This encompasses industrial (trucks, forlifts, dollies, cranes)
automotive and other (scooter, motorbike) applications.
At a very conservative level, today, the industrial market is about
10-50 million batteries / year (of under 50 kg/100 lbs and about 200$ or
less each).
Industrial market is about stable, at maybe 10-20% growth year/year.
The EV, or scooter, car, motorbike market is about 20-50 million
batteries / year.
The EV industry is increasing about 100-150% year/year, and will
definitely grow to twice the current market size (within 12 months), and
almost certainly to about 50x current market size.
Electric scooter and motorbike retailers are making good to excellent money.
Every year, their cost/performance is 20-40% better.

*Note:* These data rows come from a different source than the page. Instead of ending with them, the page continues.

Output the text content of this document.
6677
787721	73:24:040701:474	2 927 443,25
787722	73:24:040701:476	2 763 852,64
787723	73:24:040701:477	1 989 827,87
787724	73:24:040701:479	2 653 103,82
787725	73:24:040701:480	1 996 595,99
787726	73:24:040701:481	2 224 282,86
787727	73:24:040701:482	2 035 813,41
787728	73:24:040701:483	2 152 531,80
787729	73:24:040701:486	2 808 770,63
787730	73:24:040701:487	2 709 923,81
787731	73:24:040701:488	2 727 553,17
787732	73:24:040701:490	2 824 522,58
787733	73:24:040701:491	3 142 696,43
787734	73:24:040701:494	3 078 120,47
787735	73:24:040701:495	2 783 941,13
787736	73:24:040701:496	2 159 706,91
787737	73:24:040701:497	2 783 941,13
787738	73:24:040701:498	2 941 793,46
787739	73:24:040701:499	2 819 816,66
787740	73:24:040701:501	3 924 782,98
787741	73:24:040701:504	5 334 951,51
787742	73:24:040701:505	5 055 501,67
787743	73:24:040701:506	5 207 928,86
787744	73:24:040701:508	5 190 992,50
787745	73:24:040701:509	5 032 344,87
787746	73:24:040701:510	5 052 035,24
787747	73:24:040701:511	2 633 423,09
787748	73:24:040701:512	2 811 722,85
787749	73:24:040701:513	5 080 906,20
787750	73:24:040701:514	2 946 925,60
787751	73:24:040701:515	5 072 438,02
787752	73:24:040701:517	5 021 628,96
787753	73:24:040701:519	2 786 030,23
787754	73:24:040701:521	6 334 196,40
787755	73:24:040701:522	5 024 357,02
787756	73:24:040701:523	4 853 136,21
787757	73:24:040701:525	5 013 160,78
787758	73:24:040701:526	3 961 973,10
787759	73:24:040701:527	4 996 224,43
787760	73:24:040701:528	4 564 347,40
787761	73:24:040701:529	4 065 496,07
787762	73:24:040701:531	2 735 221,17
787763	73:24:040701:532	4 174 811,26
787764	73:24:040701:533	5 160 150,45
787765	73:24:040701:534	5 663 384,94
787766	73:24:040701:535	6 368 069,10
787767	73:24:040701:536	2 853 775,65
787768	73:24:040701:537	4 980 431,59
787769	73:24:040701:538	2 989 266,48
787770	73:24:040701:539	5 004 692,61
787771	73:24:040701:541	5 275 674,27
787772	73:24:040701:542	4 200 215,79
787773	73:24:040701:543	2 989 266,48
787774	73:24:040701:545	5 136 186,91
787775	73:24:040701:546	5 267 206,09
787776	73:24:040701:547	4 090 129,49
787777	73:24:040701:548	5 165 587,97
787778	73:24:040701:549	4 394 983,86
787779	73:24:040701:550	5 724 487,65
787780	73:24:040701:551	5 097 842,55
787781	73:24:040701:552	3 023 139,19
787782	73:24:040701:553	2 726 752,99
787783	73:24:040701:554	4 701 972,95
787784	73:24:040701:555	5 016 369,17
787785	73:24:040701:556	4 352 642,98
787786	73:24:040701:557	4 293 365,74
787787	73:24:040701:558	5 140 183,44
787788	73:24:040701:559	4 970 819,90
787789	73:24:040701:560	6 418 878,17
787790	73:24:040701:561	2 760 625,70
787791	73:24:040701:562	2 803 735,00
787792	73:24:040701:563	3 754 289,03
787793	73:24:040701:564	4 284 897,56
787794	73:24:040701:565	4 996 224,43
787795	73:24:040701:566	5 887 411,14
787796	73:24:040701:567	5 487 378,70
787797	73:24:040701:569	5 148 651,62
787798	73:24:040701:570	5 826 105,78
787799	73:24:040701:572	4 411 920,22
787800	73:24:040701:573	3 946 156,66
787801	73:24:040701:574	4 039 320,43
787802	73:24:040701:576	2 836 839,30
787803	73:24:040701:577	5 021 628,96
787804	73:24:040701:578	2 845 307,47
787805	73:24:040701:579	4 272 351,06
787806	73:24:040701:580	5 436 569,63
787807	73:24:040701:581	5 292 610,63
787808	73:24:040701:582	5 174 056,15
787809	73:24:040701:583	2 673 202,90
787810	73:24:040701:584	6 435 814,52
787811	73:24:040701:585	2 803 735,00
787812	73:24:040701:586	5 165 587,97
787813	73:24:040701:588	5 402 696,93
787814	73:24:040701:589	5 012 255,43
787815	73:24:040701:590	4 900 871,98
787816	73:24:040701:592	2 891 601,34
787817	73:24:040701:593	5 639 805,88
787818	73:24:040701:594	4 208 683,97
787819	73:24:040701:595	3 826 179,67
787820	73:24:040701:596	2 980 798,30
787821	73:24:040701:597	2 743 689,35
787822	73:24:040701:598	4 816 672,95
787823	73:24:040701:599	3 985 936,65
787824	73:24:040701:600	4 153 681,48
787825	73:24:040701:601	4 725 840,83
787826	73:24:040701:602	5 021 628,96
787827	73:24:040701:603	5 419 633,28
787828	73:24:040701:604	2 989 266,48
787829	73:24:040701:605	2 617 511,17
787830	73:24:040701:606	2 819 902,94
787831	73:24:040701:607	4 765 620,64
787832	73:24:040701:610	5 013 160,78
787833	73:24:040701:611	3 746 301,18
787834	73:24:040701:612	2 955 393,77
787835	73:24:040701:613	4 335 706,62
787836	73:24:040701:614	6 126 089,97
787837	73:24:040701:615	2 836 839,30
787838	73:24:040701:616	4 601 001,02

In that, every year the same size/mass/cost battery has 20% more charge,
and every year, for 20% more money, the customer get 40% more battery in
kWh, ie capacity and performance.
Batteries get about 20% lighter and 20% more powerful, year/year.
Every increase of 40% in performance, roughly every two years today,
doubles the nr of customer who can now get a better solution than their
current one, and thus switch over to battery-driven solutions.
Thus, every year, the number of people for whom an electric car makes
commercial and practical sense, increases about 40%.
The cycle is exactly the same as that driven by Moores law, in
microprocessors, and hard disk drives, and solar cell performance, etc.
The gradient is different in batteries, in that it takes about 5 years
to double the performance at the same cost and lighter weight.
The market value in battery technology is well over 1 trillion $ per
year, with storage density/cost being the only critical factor.
Well over 1 million scientists, very well paid and competitive, are
studying the problem, today.
Every company (A123 is an example, as are the chinese bulk-litium
battery manufacturers), EVERY company able to make a decent contribution
makes money hand over fist.
When an electric bike (scooter, motorbike, whatever) gets 80 km range
(today) it is useful to some.
When it gets 140 km range, it is useful to 90% of people. This will
happen in 2013 or so.
When this performance is cheap, a large nr of people switch to electric
to save money, get better performance (noise, vibration, reliability,
maintenance, much better acceleration etc) and so on.
Similar metrics apply to cars.
A large nr of companies are gearing up to produce the battery solutions
for tomorrows electric cars.
These will be cheaper (much cheaper) than todays cars, will have
slightly shorter range (say 200 km vs 500-700 km for ICE, today), and
about 1/3 the cost of use.
It costs about 3000$ to make an ICE and transmission for a car.
It costs about 1000$ to make the same for electrics, including the
electronic drive (essentially a brushless servo).
However, as the mass of an electric car re: powertrain is only 1/4 that
of an ICE solution, the total car costs substantially less and is
substantially cheaper.
An electric motor of 50-100 kW for industrial use is about 25 kg. No
transmission needed (The tesla sportscars engine is 28 kg).
A cars, ICE 100 kW, engine and transmission etc. mass is about 200 kg.
The lower engine mass, lowers mounts, stiffening, suspension, rigidity,
impact requirements, leading to total mass savings of about twice the
engine mass, or about 400 kg, or 1/3 - 1/4 the total cars mass.
A cars production cost is very closely related to mass. Fabricated
components cost about 3$ / kg, today.
Thus an electric car costs about 30% less to produce, overall, than an
equivalent ICE car.
A cars cost is about 2-3x production cost at factory.
Thus, as a car can, today, be sold for about 3-5000$ retail (see Tata
motors, India), an electric car can be sold for about 3-4000$, profitably.
We are thus certain to see a range of electric cars, in the 700-1200 kg
total mass range, roughly corresponding to todays subcompact Smartcar -
BMW300, at about 6000-11.000 $ retail.
This is likely to take about 5-8 years, at most.
A 700 kg electric car, with a 250 kg battery, would have a range of 200
km, today.
Today, that battery pack would cost (and does cost, Mega-vehicles.com,
saw them 8 months ago, in a retail shop, in Barcelona) 4000 €.
In 2013 that battery will cost 2000-2500$ and will no longer be
significant overall.
The longevity of the electric solution is about 5x longer, with 1/5 the
maintenance cost.
The nr of electric boat solutions, in the low thousands worldwide, is
less than 0.01% of the market, today.